Keine Leihmütter in Deutschland Leibliche Kinder für homosexuelle Männer in Deutschland kaum möglich
Mittlerweile gibt es in Deutschland die Ehe für alle. Schwule haben das Recht auf die Adoption von Kindern, doch die Leihmutter bleibt ihnen verwehrt. Warum ist das so? Lesbische Paare können durch eine Samenspende selbst ein Kind zeugen und austragen. In unserem Land darf kein Geschlecht benachteiligt werden. Sollten homosexuelle Männer dann nicht die Chance bekommen, eine Leihmutter zu beauftragen? Offenbar nein, denn dies sei mit einer Spermaspende nicht vergleichbar. Andere Möglichkeiten für leiblichen Nachwuchs gibt es jedoch so gut wie keine.

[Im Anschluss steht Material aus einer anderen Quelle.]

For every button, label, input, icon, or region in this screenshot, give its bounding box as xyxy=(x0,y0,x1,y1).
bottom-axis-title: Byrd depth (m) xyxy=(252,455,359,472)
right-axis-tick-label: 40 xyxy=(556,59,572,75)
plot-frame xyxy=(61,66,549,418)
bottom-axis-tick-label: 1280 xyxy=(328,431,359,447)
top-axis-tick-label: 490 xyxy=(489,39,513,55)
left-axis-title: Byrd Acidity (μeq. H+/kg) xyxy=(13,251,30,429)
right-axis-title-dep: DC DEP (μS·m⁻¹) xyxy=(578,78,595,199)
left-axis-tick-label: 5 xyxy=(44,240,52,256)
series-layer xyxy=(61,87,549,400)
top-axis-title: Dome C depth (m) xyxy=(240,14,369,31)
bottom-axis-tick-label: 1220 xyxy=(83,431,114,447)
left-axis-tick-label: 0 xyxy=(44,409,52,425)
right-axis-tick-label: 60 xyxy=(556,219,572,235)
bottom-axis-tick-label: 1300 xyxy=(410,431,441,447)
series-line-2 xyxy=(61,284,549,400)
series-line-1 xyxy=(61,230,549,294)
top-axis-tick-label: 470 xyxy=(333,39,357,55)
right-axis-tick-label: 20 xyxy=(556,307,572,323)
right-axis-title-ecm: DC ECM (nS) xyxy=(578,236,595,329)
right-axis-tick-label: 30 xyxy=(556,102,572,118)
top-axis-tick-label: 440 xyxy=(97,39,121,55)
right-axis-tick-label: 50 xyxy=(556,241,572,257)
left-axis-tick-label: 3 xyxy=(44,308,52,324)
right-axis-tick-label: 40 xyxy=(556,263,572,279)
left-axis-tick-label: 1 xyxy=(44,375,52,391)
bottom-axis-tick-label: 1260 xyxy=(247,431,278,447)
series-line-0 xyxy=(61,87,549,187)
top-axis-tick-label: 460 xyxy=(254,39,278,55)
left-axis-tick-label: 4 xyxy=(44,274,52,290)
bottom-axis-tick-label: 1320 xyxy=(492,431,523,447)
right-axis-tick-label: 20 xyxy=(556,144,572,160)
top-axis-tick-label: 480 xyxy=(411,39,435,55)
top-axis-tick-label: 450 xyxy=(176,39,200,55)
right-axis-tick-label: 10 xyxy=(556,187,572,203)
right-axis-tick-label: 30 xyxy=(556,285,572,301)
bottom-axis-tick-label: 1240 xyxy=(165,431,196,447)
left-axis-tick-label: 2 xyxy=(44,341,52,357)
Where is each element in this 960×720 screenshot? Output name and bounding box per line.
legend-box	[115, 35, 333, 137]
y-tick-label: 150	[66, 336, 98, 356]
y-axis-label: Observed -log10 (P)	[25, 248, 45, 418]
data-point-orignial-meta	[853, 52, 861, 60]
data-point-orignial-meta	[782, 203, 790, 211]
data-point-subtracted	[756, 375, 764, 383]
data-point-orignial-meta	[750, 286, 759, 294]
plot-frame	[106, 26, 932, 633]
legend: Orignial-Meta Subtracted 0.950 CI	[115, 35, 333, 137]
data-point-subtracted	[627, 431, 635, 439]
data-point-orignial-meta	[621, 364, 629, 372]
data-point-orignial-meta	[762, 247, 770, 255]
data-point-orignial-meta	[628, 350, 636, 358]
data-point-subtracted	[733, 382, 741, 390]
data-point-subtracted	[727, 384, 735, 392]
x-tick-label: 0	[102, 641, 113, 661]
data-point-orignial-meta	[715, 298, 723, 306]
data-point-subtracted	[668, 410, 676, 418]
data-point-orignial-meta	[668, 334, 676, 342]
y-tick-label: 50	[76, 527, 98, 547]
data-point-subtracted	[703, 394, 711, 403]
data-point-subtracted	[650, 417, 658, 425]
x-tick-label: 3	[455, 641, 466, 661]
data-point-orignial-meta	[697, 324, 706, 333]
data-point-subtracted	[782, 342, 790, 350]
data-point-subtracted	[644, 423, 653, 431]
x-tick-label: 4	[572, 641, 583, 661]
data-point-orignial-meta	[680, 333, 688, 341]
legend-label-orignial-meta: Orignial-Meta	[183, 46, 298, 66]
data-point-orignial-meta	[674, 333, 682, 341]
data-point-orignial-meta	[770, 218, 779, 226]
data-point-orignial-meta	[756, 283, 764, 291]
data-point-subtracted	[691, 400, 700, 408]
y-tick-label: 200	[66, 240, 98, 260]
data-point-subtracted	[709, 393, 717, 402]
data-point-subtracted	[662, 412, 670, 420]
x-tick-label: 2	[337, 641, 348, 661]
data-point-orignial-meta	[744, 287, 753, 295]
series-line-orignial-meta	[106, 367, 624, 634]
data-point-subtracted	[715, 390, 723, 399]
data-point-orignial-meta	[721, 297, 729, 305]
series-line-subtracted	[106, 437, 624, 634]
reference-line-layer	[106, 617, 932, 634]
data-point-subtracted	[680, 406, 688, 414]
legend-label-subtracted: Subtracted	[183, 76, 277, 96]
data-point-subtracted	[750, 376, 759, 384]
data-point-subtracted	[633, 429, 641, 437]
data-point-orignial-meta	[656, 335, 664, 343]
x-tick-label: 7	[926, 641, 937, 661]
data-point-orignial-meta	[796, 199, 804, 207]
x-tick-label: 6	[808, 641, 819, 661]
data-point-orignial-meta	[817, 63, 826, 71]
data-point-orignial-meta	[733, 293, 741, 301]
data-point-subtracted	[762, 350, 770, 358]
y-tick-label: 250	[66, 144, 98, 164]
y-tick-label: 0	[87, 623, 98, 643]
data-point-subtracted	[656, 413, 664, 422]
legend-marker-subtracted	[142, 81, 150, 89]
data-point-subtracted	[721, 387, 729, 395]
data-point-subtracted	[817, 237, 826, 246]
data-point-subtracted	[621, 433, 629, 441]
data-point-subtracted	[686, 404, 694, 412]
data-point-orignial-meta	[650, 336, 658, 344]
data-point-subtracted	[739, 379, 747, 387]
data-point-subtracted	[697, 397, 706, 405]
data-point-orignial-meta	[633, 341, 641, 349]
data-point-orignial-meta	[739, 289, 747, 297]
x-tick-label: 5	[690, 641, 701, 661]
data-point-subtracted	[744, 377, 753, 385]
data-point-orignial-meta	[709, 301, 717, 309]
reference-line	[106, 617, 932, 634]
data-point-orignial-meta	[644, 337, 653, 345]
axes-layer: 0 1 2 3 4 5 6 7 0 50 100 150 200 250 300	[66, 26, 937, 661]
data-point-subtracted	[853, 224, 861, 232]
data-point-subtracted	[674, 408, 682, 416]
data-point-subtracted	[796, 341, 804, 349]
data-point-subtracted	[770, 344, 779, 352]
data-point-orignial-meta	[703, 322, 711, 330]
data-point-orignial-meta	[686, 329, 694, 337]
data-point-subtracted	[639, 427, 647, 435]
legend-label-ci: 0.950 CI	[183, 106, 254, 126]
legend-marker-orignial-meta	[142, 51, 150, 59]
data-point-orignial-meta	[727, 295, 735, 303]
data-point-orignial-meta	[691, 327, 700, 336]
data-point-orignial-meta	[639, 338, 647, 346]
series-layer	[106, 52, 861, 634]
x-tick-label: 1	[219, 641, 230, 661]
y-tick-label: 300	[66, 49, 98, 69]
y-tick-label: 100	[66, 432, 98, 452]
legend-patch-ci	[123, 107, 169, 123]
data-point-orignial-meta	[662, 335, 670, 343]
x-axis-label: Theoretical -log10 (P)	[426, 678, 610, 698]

Die Ansichten der Parteien zur Leihmutterschaft
Eine Rechtsexpertin von den Grünen äußerte sich dazu im letzten Jahr. Sie erklärte, dass der Gleichheitsgrundsatz lediglich besagt, man müsse Gleiches gleich und Ungleiches ungleich behandeln. Die Leihmutterschaft wäre daher anders zu betrachten als die Samenspende. Das Kindeswohl steht im Vordergrund. Es sei unnatürlich, dass die gebärende Frau ihr Kind nach der Geburt weggebe. Eine Änderung dieser Gesetze sehe sie nicht kommen. Die Leihmutterschaft ist in Deutschland allgemein verboten, auch für heterosexuelle Menschen. Ärzte, die eine Frau künstlich befruchten und dabei wissen, dass es sich um eine Ersatzmutter handelt, müssen mit Strafen rechnen. Bis zu drei Jahre Freiheitsentzug oder Geldstrafen sind möglich. Das besagt das aktuelle Embryonenschutzgesetz §1, Absatz 1.
Auch die CDU und CSU teilten die Meinung der Grünen. Gleiches gilt für die SPD und die Linke. Nur die FDP hätte andere Pläne. Die Gesundheitsexpertin dieser Partei hält das Gesetz zum Verbot der Leihmutterschaft, welches seit 1990 besteht, für falsch. Sie würde sich dafür einsetzen, unter strengen Auflagen die Bereitschaft zur Leihmutter im Land möglich zu machen. Das dürfe aber nicht gegen Bezahlung ablaufen.
Leihmütter im Ausland – diese Möglichkeiten hat ein schwules Paar
Schwule Paare müssen derzeit auf die Adoption zurückgreifen, wenn sie Nachwuchs haben möchten. Durch das gesetzliche Verbot haben sie keine Möglichkeit, ein leibliches Kind zu zeugen. Für eine Leihmutterschaft müssten sie ins Ausland ausweichen. Hier muss mit extrem hohen Kosten gerechnet werden. Außerdem erlauben zwar einige Länder das Austragen von Kindern durch Leihmütter, aber oft werden ausländische Wunscheltern nicht gestattet. Noch schwieriger wird es bei homosexuellen Paaren mit Kinderwunsch. Unmöglich ist es allerdings nicht, dafür jedoch sehr kompliziert. Spätestens bei der Rückkehr nach Deutschland wird es schwer, wenn das Kind einen ausländischen Pass bzw. eine fremde Staatsbürgerschaft hat und als Tourist gilt. Viele behördliche Wege sind dann nötig, die das Familienglück zunächst erschweren. Ist die Leihmutterschaft erlaubt, gibt es verschiedene Wege. Die Männer können sich selbst entscheiden, wer das Sperma spenden soll und leiblicher Vater wird. Variante 2 ist, dass beide spenden und nicht herauskommt, wessen Sperma bei der Befruchtung erfolgreich war. Oder es werden Embryonen von beiden Wunschvätern eingesetzt, um eine Mehrlingsschwangerschaft zu provozieren. Die Beziehung zur Leihmutter kann rein geschäftlich bleiben. Bei manchen Paaren entstehen starke Freundschaften. Das ist individuell.